À l’origine de la madeleine, il y aurait la cuisinière du cardinal de Retz installé à Commercy, Madeleine Simonin (1). C’est en 1661 qu’elle aurait transformé une pâte à beignet. On trouve bien dans sa recette « le zeste de deux citrons » mais aussi de « la liqueur d’Hendaye ». Depuis, la recette a évolué (plus une goutte d’alcool) et s’est démultipliée au gré des pâtisseries de Commercy, de Liverdun et d’autres villes de Lorraine. Difficile alors de définir ce que doit être une bonne madeleine… Dans celles du bistrot Belhara, par exemple, le citron a été remplacé par un délicat zeste d’orange. Menues, elles accompagnent le café, en fin de repas ; c’est la surprise du chef. Tendres à souhait, presque aériennes malgré ce beurre noisette qui leur donne toute leur ampleur. Leur secret réside dans une cuisson presque à la minute.

La fraîcheur, c’est aussi le maître mot de Fabrice Le Bourdat, pâtissier de Blé Sucré, qui a imaginé une madeleine géante, de plus de 400 grammes, à partager. Ici, le beurre est simplement fondu. Pas de citron non plus, mais un glaçage à l’orange à faire fondre les plus réticents.

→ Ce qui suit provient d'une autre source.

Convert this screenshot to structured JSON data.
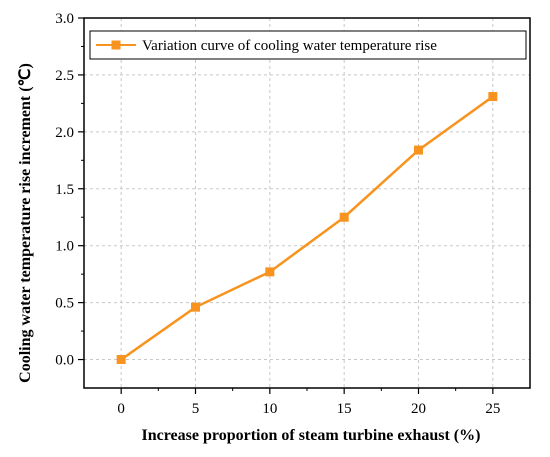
{
  "chart_data": {
    "type": "line",
    "x": [
      0,
      5,
      10,
      15,
      20,
      25
    ],
    "series": [
      {
        "name": "Variation curve of cooling water temperature rise",
        "values": [
          0.0,
          0.46,
          0.77,
          1.25,
          1.84,
          2.31
        ],
        "color": "#F7931E",
        "marker": "square"
      }
    ],
    "xlabel": "Increase proportion of steam turbine exhaust (%)",
    "ylabel": "Cooling water temperature rise increment  (℃)",
    "xlim": [
      -2.5,
      27.5
    ],
    "ylim": [
      -0.25,
      3.0
    ],
    "xticks": [
      "0",
      "5",
      "10",
      "15",
      "20",
      "25"
    ],
    "yticks": [
      "0.0",
      "0.5",
      "1.0",
      "1.5",
      "2.0",
      "2.5",
      "3.0"
    ],
    "grid": true,
    "legend_position": "top-right"
  }
}
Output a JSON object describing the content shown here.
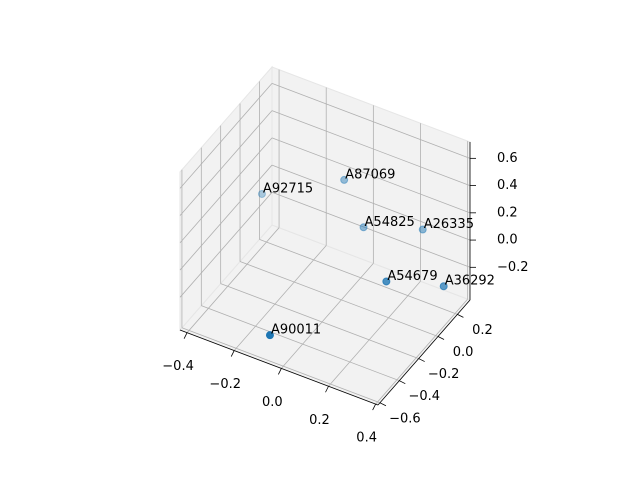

Je voulais que les adultes retrouvent cette sensation
-Philippe Conticini

Philippe Conticini a, lui, misé sur un agrume tout en subtilité, la main de Bouddha. « Vous ne le sentez pas, mais il apporte de la profondeur à la madeleine. » Car pour celui qui réinvente les grands classiques de la pâtisserie française depuis 2009 à La Pâtisserie des Rêves, la recette pour la recette n’a aucun intérêt. Celle-ci « n’a d’importance que parce qu’elle traduit mon émotion et la transmet à celui qui mange la madeleine ». C’est ainsi qu’il a eu l’idée d’une madeleine individuelle de 120 grammes : « Une madeleine, lorsqu’on est enfant, c’est énorme dans la main. Je voulais que les adultes retrouvent cette sensation. »

Faire ressurgir des souvenirs enfouis, à l’instar de la fameuse madeleine de Proust : pari réussi. Mais saviez-vous que dans les brouillons de l’écrivain, la madeleine n’était à l’origine qu’une simple tranche de pain grillée ?

(1) La Grande Histoire de la pâtisserie-confiserie française, S.G. Sender et Marcel Derrien, 2003, Éd. Minerva (rachat de Minerva par La Martinière en 2010).